Arthur Miller, Death of a Salesman
Having escaped the fires, they trudged in tattered, soot-stained clothing toward a busy street where they might find help. Somewhere, a keen-eyed photographer for the Detroit Free Press captured the young black family, the morning after the first day of rioting in the city, as they walked with their few salvaged belongings underneath a row of smoldering brick chimneys, which shot through the collapsed houses around them.

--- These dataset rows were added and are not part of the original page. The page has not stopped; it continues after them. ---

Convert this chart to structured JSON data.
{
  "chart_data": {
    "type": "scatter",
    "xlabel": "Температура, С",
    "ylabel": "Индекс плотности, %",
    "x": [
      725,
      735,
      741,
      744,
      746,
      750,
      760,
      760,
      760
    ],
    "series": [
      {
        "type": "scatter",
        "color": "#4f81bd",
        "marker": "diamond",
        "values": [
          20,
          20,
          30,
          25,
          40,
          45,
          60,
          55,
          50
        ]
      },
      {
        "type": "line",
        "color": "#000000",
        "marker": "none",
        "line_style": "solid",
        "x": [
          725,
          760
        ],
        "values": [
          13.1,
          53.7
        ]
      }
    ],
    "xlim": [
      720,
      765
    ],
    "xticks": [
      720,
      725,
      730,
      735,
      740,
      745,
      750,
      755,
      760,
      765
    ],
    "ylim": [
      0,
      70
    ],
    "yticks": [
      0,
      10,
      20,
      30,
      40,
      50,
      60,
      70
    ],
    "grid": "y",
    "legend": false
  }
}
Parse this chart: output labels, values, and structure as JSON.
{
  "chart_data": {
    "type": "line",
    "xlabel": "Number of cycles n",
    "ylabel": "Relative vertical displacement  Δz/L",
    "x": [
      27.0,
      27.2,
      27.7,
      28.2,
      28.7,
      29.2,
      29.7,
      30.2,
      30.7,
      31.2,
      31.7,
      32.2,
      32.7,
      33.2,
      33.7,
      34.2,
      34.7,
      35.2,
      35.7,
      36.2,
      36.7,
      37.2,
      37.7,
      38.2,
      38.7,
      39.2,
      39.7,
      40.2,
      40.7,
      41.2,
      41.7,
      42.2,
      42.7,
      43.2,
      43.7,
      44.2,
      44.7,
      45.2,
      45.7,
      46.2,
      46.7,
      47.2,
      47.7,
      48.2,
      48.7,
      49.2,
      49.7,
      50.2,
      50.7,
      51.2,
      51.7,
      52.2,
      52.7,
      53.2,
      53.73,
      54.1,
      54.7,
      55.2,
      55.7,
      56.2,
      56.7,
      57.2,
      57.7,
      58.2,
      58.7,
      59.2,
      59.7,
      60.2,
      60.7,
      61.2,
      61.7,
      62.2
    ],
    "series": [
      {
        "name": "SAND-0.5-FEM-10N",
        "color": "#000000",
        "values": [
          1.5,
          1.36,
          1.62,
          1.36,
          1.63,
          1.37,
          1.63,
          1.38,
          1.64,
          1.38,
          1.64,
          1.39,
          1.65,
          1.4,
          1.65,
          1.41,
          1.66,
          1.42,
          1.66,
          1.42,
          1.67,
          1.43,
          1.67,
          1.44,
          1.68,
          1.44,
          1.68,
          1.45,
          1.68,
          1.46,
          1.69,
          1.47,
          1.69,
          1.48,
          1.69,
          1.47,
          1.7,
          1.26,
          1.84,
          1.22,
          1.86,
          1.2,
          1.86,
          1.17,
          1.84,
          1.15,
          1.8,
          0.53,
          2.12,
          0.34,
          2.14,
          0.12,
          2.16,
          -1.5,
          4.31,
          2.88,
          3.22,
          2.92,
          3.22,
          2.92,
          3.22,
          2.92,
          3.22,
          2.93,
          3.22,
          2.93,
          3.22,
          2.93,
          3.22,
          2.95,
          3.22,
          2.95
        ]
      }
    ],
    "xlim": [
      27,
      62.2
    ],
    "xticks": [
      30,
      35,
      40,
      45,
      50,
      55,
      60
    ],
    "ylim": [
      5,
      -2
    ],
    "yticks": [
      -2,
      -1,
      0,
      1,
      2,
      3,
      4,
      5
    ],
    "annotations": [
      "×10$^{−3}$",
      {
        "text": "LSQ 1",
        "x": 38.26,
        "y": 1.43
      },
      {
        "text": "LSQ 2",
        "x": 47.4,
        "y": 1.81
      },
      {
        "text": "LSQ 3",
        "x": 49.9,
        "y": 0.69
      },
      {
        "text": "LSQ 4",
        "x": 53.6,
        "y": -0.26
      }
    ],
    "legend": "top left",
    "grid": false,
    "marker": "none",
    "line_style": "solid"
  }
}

Though the riots of summer 1967 spread from one corner of Detroit's interior to the other, consuming building after building on the East and West Sides, and up and down some of the city's most bustling streets, the houses shown burning in the Free Press photograph, just off Linwood Street between Pingree and Blaine, represent the center of what would be the city's most devastating residential damage. Nearly the entire square block burned down after wind-borne embers from a nearby business landed on the roofs of several houses.
Over thirty years later, when I moved into the bottom floor of a two-family flat on Pingree, in one of the spared homes across the street from what had been this residential conflagration, the chimneys were long since toppled and cleared away, and a city park had been made of the vacant field left by the fire. Now, when I stood on the worn oak floor in my room and looked out the window, I could see chain-link softball backstops facing each other from the corners of the park and a wavy asphalt basketball court that had been built off to the side.